Temporal Variability in Implicit Online Learning


Meta Review

This paper considers the implicit update algorithm for online learning (a.k.a. proximal updates in the optimization literature). It is shown that the algorithm achieves a regret bound that is adapted to the variability of the sequence of loss functions. This holds even without the smoothness of the loss. I believe this is a firm contribution to the fields of online learning and stochastic optimization. Firstly, Implicit updates are known to have practical advantages, but their theoretical understanding has been limited to the fact that they enjoy the same worst-case regret guarantees as their explicit counterparts. This is one of a very few works (if not the first one) which shows a nontrivial advantages of the implicit methods and thus makes a significant progress in better understanding of their behavior. Secondly, the previous approaches to dealing with limited temporal variability of the loss, such as optimistic MD, require the loss to be linear or smooth. In contrast, the authors show that their method achieves O(1) regret when the temporal variability is constant without smoothness assumption.
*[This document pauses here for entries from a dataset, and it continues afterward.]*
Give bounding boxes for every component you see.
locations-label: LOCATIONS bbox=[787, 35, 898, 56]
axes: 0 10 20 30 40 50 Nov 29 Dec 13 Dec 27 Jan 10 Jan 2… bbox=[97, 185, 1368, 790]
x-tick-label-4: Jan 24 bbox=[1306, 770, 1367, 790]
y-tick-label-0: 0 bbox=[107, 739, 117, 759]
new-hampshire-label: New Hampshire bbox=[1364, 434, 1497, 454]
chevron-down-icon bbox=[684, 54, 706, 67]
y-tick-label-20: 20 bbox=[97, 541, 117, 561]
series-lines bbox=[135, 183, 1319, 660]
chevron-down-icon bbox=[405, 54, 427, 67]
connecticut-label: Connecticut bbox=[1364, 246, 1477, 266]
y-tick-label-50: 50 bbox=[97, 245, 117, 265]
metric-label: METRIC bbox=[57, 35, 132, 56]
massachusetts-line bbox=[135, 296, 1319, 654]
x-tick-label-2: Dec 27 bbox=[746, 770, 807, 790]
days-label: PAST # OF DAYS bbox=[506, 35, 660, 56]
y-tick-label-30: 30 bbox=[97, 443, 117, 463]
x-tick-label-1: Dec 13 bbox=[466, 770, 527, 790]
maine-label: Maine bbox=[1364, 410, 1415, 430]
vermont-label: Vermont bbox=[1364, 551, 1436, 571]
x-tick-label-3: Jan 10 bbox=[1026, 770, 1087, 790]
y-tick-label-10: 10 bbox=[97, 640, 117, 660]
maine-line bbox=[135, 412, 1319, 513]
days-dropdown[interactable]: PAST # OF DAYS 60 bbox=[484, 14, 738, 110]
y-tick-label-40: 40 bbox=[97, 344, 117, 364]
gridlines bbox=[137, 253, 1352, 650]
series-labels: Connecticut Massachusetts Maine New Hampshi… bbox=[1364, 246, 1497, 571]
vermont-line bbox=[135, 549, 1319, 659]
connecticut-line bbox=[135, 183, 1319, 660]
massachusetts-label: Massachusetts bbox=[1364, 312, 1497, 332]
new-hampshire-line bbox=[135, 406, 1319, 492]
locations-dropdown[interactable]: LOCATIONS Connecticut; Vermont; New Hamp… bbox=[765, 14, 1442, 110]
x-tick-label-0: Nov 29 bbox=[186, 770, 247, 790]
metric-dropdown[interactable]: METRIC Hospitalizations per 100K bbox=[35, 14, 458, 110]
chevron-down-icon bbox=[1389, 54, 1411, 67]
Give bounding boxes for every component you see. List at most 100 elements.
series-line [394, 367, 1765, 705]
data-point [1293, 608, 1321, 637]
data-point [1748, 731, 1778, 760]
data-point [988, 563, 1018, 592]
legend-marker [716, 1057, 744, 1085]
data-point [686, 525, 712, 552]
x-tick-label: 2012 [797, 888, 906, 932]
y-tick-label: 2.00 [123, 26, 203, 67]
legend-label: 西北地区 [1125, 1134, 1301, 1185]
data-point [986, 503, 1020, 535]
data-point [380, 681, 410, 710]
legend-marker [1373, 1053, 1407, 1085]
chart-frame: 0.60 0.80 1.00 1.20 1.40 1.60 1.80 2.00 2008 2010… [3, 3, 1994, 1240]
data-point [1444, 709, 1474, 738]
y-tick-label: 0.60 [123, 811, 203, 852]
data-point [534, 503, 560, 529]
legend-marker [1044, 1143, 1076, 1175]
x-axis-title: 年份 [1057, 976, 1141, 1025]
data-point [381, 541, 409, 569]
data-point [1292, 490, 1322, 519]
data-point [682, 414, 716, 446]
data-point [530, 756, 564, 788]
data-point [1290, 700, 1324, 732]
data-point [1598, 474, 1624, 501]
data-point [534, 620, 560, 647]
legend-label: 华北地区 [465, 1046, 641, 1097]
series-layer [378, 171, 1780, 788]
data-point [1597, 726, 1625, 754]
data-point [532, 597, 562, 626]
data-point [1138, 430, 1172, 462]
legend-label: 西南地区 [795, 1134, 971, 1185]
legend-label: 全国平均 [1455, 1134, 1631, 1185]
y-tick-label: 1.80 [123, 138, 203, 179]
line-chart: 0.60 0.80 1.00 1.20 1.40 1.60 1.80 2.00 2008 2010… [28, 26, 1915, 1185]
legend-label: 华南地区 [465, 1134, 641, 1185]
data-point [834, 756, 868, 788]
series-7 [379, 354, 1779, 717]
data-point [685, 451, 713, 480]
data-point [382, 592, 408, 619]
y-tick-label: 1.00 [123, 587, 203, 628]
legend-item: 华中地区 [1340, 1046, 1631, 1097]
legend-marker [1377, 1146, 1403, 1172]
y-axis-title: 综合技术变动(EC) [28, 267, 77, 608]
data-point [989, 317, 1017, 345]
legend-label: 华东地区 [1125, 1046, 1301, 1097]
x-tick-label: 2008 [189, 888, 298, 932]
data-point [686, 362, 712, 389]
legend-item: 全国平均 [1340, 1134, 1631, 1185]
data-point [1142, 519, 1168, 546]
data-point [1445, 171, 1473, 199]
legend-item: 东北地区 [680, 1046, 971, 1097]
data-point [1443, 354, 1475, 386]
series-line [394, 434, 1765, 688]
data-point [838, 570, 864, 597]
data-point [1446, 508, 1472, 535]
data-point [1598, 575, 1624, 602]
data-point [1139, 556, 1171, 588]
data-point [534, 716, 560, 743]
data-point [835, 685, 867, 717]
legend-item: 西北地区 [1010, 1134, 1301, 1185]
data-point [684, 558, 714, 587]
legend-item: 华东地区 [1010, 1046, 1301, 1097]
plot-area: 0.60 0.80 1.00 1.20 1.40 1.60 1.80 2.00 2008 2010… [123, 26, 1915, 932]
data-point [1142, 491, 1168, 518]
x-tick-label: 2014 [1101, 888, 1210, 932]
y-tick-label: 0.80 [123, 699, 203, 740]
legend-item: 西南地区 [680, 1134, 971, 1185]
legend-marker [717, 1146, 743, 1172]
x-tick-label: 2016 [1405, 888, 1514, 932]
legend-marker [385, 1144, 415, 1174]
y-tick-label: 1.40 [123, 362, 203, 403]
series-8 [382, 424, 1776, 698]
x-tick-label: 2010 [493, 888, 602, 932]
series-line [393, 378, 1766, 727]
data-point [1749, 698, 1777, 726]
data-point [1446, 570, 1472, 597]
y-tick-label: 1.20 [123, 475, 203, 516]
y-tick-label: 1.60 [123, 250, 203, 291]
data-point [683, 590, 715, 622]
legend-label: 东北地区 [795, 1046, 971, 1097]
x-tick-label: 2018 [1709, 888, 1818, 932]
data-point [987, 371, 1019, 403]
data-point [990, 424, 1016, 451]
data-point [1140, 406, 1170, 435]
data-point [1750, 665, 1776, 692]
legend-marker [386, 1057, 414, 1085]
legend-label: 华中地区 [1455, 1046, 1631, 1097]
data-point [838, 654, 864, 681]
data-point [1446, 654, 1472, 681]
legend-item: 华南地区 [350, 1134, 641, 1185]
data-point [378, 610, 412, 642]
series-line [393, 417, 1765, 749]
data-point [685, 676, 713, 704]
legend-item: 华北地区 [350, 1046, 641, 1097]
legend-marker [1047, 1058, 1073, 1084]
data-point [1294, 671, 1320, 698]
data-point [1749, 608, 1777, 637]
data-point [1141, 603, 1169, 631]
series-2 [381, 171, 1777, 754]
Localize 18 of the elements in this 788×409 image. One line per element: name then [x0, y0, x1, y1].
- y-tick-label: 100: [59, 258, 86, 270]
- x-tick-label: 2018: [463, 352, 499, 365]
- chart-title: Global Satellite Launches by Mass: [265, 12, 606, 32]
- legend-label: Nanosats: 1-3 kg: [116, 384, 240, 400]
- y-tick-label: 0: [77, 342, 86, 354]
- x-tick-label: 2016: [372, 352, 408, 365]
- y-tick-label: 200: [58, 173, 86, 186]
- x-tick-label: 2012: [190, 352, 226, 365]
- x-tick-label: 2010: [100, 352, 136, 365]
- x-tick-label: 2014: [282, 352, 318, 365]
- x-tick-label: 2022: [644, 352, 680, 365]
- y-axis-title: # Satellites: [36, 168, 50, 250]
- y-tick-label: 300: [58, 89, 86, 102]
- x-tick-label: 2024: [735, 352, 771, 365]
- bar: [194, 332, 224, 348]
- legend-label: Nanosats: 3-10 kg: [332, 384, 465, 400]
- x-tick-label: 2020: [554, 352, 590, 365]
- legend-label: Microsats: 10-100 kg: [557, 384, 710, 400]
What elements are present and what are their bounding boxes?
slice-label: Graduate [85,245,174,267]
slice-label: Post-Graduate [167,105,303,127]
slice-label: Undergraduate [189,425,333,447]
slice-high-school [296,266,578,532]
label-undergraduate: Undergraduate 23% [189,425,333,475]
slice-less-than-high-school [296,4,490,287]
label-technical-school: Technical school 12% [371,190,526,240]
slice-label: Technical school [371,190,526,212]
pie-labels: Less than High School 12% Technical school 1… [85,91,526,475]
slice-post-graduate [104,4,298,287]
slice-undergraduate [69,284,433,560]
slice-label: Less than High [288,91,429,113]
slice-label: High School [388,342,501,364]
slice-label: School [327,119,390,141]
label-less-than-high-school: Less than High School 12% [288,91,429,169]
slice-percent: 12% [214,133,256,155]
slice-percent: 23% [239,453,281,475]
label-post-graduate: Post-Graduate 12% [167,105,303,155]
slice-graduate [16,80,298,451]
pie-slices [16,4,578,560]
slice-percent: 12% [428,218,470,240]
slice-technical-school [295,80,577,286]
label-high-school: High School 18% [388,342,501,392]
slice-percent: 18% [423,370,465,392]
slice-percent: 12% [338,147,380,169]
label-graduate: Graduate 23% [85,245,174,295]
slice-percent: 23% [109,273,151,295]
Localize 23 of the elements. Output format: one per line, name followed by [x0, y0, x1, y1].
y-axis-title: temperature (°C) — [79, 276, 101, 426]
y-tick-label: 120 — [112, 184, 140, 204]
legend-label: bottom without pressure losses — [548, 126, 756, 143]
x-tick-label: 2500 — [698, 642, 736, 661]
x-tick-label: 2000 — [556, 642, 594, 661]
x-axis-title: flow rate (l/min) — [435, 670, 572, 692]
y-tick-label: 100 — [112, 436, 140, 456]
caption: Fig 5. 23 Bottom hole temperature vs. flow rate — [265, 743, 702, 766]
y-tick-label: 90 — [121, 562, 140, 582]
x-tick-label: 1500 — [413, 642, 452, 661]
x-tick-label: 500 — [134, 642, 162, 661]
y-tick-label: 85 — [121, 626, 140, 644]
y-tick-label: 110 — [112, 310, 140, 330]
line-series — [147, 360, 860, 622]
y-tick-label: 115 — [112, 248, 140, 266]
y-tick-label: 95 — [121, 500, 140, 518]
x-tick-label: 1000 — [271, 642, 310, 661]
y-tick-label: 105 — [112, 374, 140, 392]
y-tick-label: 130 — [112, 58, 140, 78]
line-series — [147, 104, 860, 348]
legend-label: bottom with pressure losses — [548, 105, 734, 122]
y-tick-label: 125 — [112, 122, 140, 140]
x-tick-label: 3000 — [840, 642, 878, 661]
Finally, the authors provide an adaptive version of the algorithm (AdaImplicit) which does not need any knowledge on the variability V_T, and simultaneously guarantees a regret bound adapted to the variability and the worst-case bound of AdaFTRL. The was a discrepancy in the scores assigned by the reviewers. The paper was found to be well-written and interesting by two of the reviewers who also appreciated the novel results. One of the reviewers found the paper to be a rather incremental update of the prior work on FIOL, and the usage of temporal variability to be inappropriate in the static regret framework. In my own opinion, these doubts were properly addressed in the rebuttal.